Over 28 years in the business, Steve Groppi, business executive for JPMorgan Treasury Services in EMEA and Asia, has seen many changes. He tells David Bannister why that’s the way he likes it.
The old Chinese saying about change being both an opportunity and a threat is something that Steve Groppi is familiar and comfortable with. “Change is good: if you like constancy, you shouldn’t really be in business,” he says.
This is probably just as well, since there has been plenty of change in his time in the industry. “I’m pretty lucky because I started in electronic banking in 1977, at Chemical Bank, and so I’ve seen the whole business develop from being an adjunct to an $80 billion plus industry.”
Since then, he worked for Manufacturers Hanover, which later merged with Chemical Bank in one of the early large mergers before ending up moving to Asia for JPMorgan, where he spent five years. He has been in Europe for the past three years, and it is a move that fits with his ideas of where things are interesting.
“Europe, from an industry standpoint, represents the most exciting region in the entire world,” he says. “The opportunities — and challenges — that Europe presents for our corporate, and banking, customers is really to re-engineer the whole network. Europe, to my mind, is the place to be right now.”
Europe also represents one of the areas where there are profound changes going on in the relationships between banks as the very large players — Citibank JPMorgan, Deutsche Bank, ABM Amro, HSBC and a select few more — and both their corporate customers and banking relationships.
Groppi uses the analogy of the alliances that have been forged by the airlines, where large international carriers have a range of relationships with smaller regional players under the likes of their Star Alliance and Oneworld schemes. “Major carriers like BA or United or Lufthansa will never have the regional routes systems of the likes of Thai Airlines or Cathy Pacific, but you can tie them together with technology and with marketing,” he says. “Whoever does that successfully has a great advantage in the market.”
It is this space that JP Morgan is in, he says. “We don’t compete with the locals: we’re the bankers’ bank and deal with the top end of the corporates, and we have partner bank structures.” He also says that there is a lot of lip service paid to the concept of partnership banking, but often the substance is different. “People talk about partnerships in a one-sided way: it’s often ‘you give me your money, and now you’re my partner,’” he says. “A partnership should be when you’re serving my customer and I’m serving yours: that way you both have a lot of skin in the game.”
“Our belief is that the local, in-country banks, with the proper partnerships, provide a much more powerful proposition for the short or medium term than any global bank can, because they have the branch network,” he says. “It’s about bolting that local knowledge to the global infrastructure.”

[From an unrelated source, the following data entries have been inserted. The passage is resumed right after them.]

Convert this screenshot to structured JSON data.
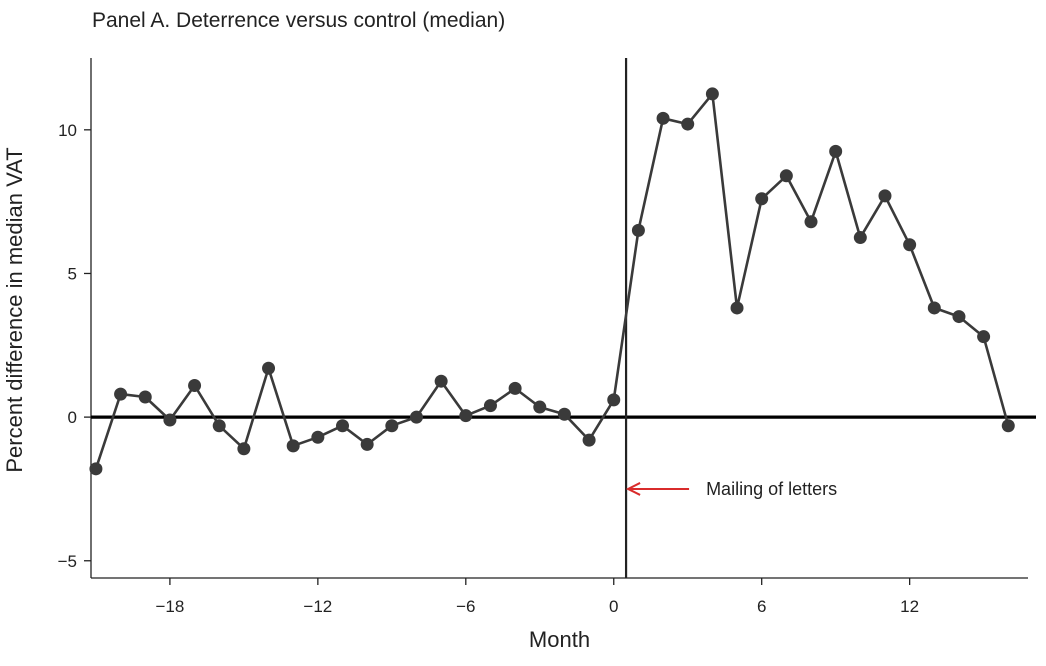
{
  "chart_data": {
    "type": "line",
    "title": "Panel A. Deterrence versus control (median)",
    "xlabel": "Month",
    "ylabel": "Percent difference in median VAT",
    "xlim": [
      -21.2,
      16.8
    ],
    "ylim": [
      -5.6,
      12.5
    ],
    "x_ticks": [
      -18,
      -12,
      -6,
      0,
      6,
      12
    ],
    "x_tick_labels": [
      "−18",
      "−12",
      "−6",
      "0",
      "6",
      "12"
    ],
    "y_ticks": [
      -5,
      0,
      5,
      10
    ],
    "y_tick_labels": [
      "−5",
      "0",
      "5",
      "10"
    ],
    "grid": false,
    "series": [
      {
        "x": [
          -21,
          -20,
          -19,
          -18,
          -17,
          -16,
          -15,
          -14,
          -13,
          -12,
          -11,
          -10,
          -9,
          -8,
          -7,
          -6,
          -5,
          -4,
          -3,
          -2,
          -1,
          0,
          1,
          2,
          3,
          4,
          5,
          6,
          7,
          8,
          9,
          10,
          11,
          12,
          13,
          14,
          15,
          16
        ],
        "values": [
          -1.8,
          0.8,
          0.7,
          -0.1,
          1.1,
          -0.3,
          -1.1,
          1.7,
          -1.0,
          -0.7,
          -0.3,
          -0.95,
          -0.3,
          0.0,
          1.25,
          0.05,
          0.4,
          1.0,
          0.35,
          0.1,
          -0.8,
          0.6,
          6.5,
          10.4,
          10.2,
          11.25,
          3.8,
          7.6,
          8.4,
          6.8,
          9.25,
          6.25,
          7.7,
          6.0,
          3.8,
          3.5,
          2.8,
          -0.3
        ],
        "color": "#3a3a3a"
      }
    ],
    "reference_lines": [
      {
        "axis": "y",
        "value": 0,
        "color": "#000000"
      },
      {
        "axis": "x",
        "value": 0.5,
        "color": "#222222"
      }
    ],
    "annotation": {
      "text": "Mailing of letters",
      "y": -2.5,
      "arrow_color": "#d92b2b"
    }
  }
}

While these alliances are being sorted out, and new forces emerge, there are other aspects of the structure of Europe’s financial services industries that are attractive to anyone looking for change. Not only is consolidation among banks lagging some way behind the US experience, but the fragmented European market that is in part responsible for that, is also reflected in the payments systems and many of the other infrastructure components. Both of which Groppi thinks are about to change. Primarily, he believes that the political and economic infrastructure in Europe is undergoing a major shift towards the development of a single market. This means opportunities for players who are not tied to bricks and mortar.

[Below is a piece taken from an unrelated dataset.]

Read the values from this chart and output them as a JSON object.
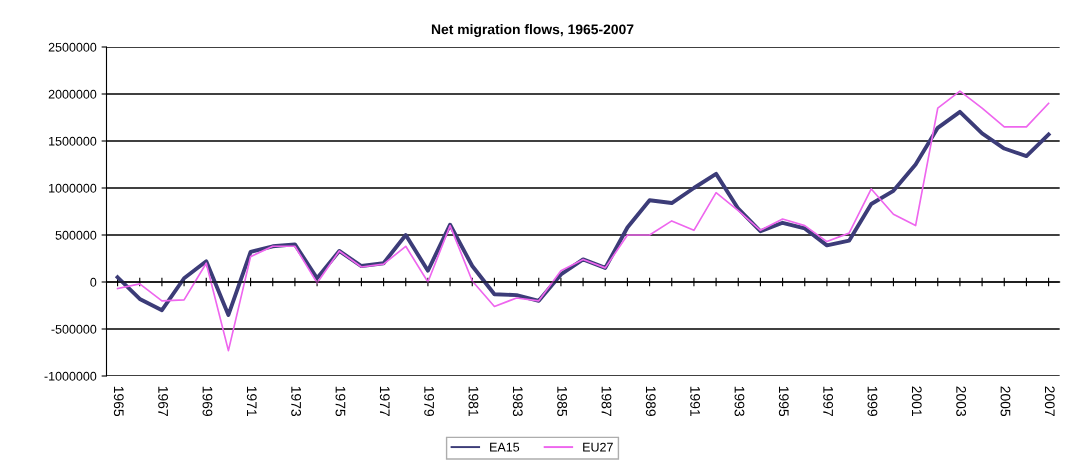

“We have high-value cross border payments systems in Europe, and we will have a common low-value system, when it will start to resemble the US system, and the differential advantage of geographic placement will no longer be a factor,” he says.
Similarly, the inefficiencies in the clearing and settlement systems could lead to some very fundamental changes, with non-bank competition hovering at the edges. “Clearly, non-bank competitors are something I think about,” he says. “Given the state of the clearing systems that we have at the moment — we, as an industry, are not world class when you compare and contrast with the retail networks of credit cards and ATMs. Is there a play for another vendor, a non-bank to come in and service that market? That’s one thing we are always looking at.”
But in the end, it’s all about change, and that’s what Groppi says he’s attracted to. “The thing that’s really exciting about this industry is that it never ceases to change, and with change there’s always a lot of opportunity.”